In his personal life, Sir Keir has said it was one of his big regrets that his mother could not see him elected as an MP.

Sir Keir’s mother, Josephine, died just two weeks before he was elected for Holborn and St Pancras in 2015, and he described the difficulty she faced living with Still’s disease, an incurable autoimmune condition.

“It’s a disease that attacks your joints,” Sir Keir said.

“For some people it comes and goes. For mum, it came and it came and it came again.”

The illness meant she spent many years in and out of hospital and by 2015 Sir Keir said: “You have to understand, she was so ill by then.

“That was the stage of her life where she’d had her leg amputated. She couldn’t move really. She couldn’t use her hands, she had to be fed, she couldn’t speak, couldn’t communicate.

“And I’d have loved her to have been there, but she was in a terrible way by then, a terrible, terrible place.

“One of my biggest regrets is that our kids never knew her, because by the time they were born, she was incapable of moving, speaking, or being who she was. And she was broken by then.”

Speaking through tears, Sir Keir said he did not get the chance to say all he wanted to say to his mother before her death. Asked what he would have liked to have told her, he said: “I love you.”

And he said his father Rodney “lived but he didn’t recover” from her death, and lived in an outhouse on the family’s property, where they had both stayed in her final years.
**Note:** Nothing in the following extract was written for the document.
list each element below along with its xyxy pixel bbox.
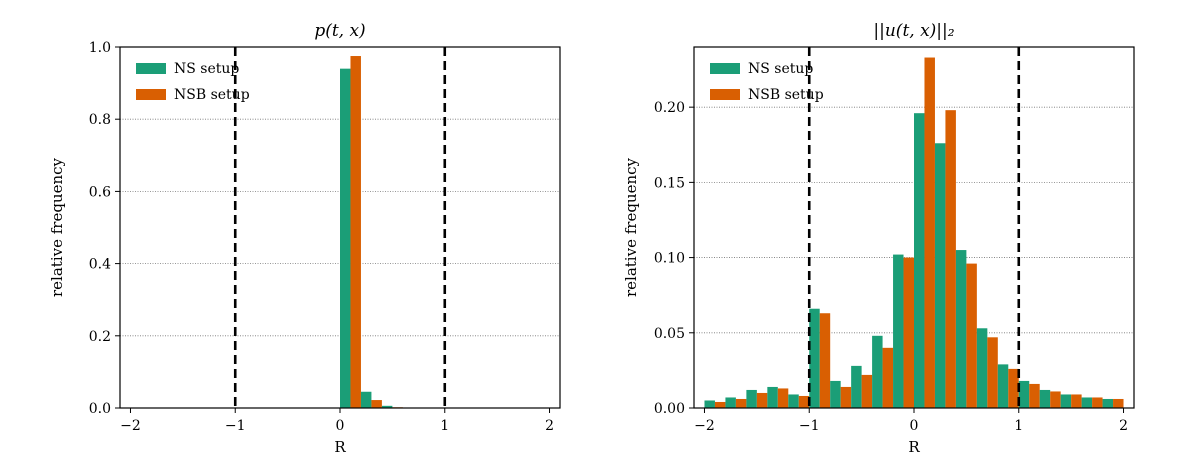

“After she died, my dad retreated into this outhouse, where he slept there and he put all of the family belongings there.

“He had my mum’s wedding ring next to him on his bed, and his pictures of my mum, like a shrine in a way, almost. But something had gone out for him.
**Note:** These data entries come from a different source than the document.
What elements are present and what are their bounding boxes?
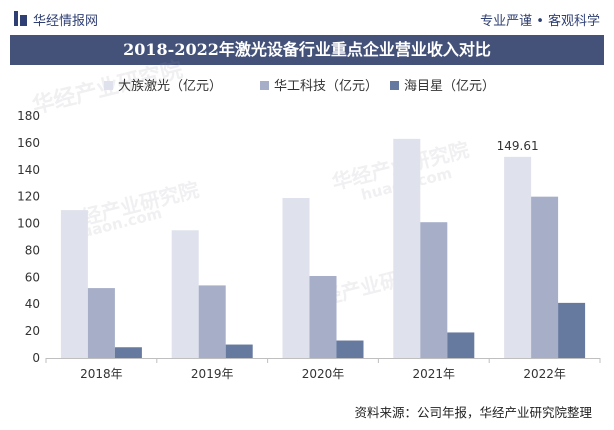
legend-swatch xyxy=(104,81,113,90)
bar xyxy=(114,347,142,358)
bar xyxy=(447,332,475,358)
brand-tagline: 专业严谨 • 客观科学 xyxy=(480,14,600,29)
legend-swatch xyxy=(260,81,269,90)
bar xyxy=(336,340,364,358)
brand-logo-icon xyxy=(14,11,27,26)
bar xyxy=(225,344,253,358)
bar xyxy=(171,230,199,358)
bar xyxy=(558,302,586,358)
y-tick-label: 20 xyxy=(25,324,40,338)
bar xyxy=(420,222,448,358)
x-tick-label: 2020年 xyxy=(302,367,345,381)
legend-label: 海目星（亿元） xyxy=(404,79,495,94)
top-bar: 华经情报网 专业严谨 • 客观科学 xyxy=(0,0,614,36)
bar xyxy=(198,285,226,358)
bar xyxy=(282,198,310,358)
chart-title: 2018-2022年激光设备行业重点企业营业收入对比 xyxy=(10,35,604,65)
legend-label: 华工科技（亿元） xyxy=(274,79,378,94)
bar xyxy=(393,138,421,358)
x-tick-label: 2018年 xyxy=(80,367,123,381)
y-tick-label: 40 xyxy=(25,297,40,311)
y-tick-label: 80 xyxy=(25,243,40,257)
y-tick-label: 160 xyxy=(17,136,40,150)
x-tick-label: 2021年 xyxy=(413,367,456,381)
brand-name: 华经情报网 xyxy=(33,14,99,29)
x-tick-label: 2019年 xyxy=(191,367,234,381)
bar xyxy=(60,210,88,358)
source-note: 资料来源：公司年报，华经产业研究院整理 xyxy=(354,405,592,420)
y-tick-label: 0 xyxy=(32,351,40,365)
bar xyxy=(504,156,532,358)
y-tick-label: 60 xyxy=(25,270,40,284)
legend-label: 大族激光（亿元） xyxy=(118,78,222,94)
bar xyxy=(87,288,115,358)
y-tick-label: 180 xyxy=(17,109,40,123)
y-tick-label: 120 xyxy=(17,190,40,204)
legend-swatch xyxy=(390,81,399,90)
bar xyxy=(309,275,337,358)
bar xyxy=(531,196,559,358)
y-tick-label: 140 xyxy=(17,163,40,177)
x-tick-label: 2022年 xyxy=(523,367,566,381)
y-tick-label: 100 xyxy=(17,217,40,231)
data-label: 149.61 xyxy=(497,139,539,153)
“In losing my mum, he got ill. He got cuts to his legs, and then that got blood poisoning in, and he got worse and slightly delirious, and we had to take him to hospital, and in that time he stopped trying to fight, and tragically died at the hospital.”

On Labour’s prospects, Sir Keir said: “I’m not going to pretend the last few weeks have been easy, but there’s a huge emotion that runs through the Labour Party, and we lost in Hartlepool, we lost badly.

“But when you want to win, it hurts to lose. There’s emotion there.”

He said his three top priorities were a “first-class education for every child. Second thing, to make sure our economy deals with insecurity and inequality. A third thing is to put real dignity into older age”.

He added: “The biggest change we need to make is a Labour Party that stops looking in on itself and looks out to the electorate, to the voters.”

And he said already he was proud of his work to get rid of anti-Semitism from the party.

“We had to make changes, so on things like anti-Semitism, it was really important to me and to the party, I think, to the country, that we dealt with anti-Semitism,” he said.

“We’ve begun to do that, taken some really, really important steps. We’re turning the party around.”

During the interview Sir Keir refused to say whether he had ever taken drugs, despite Mr Morgan asking him several times.

“I spent my university days in the library,” he said.

But asked whether he really spent all his time studying, he said: “No, we had a good time. We had a good time. We went to bars, went to gigs. We worked hard, we played hard.”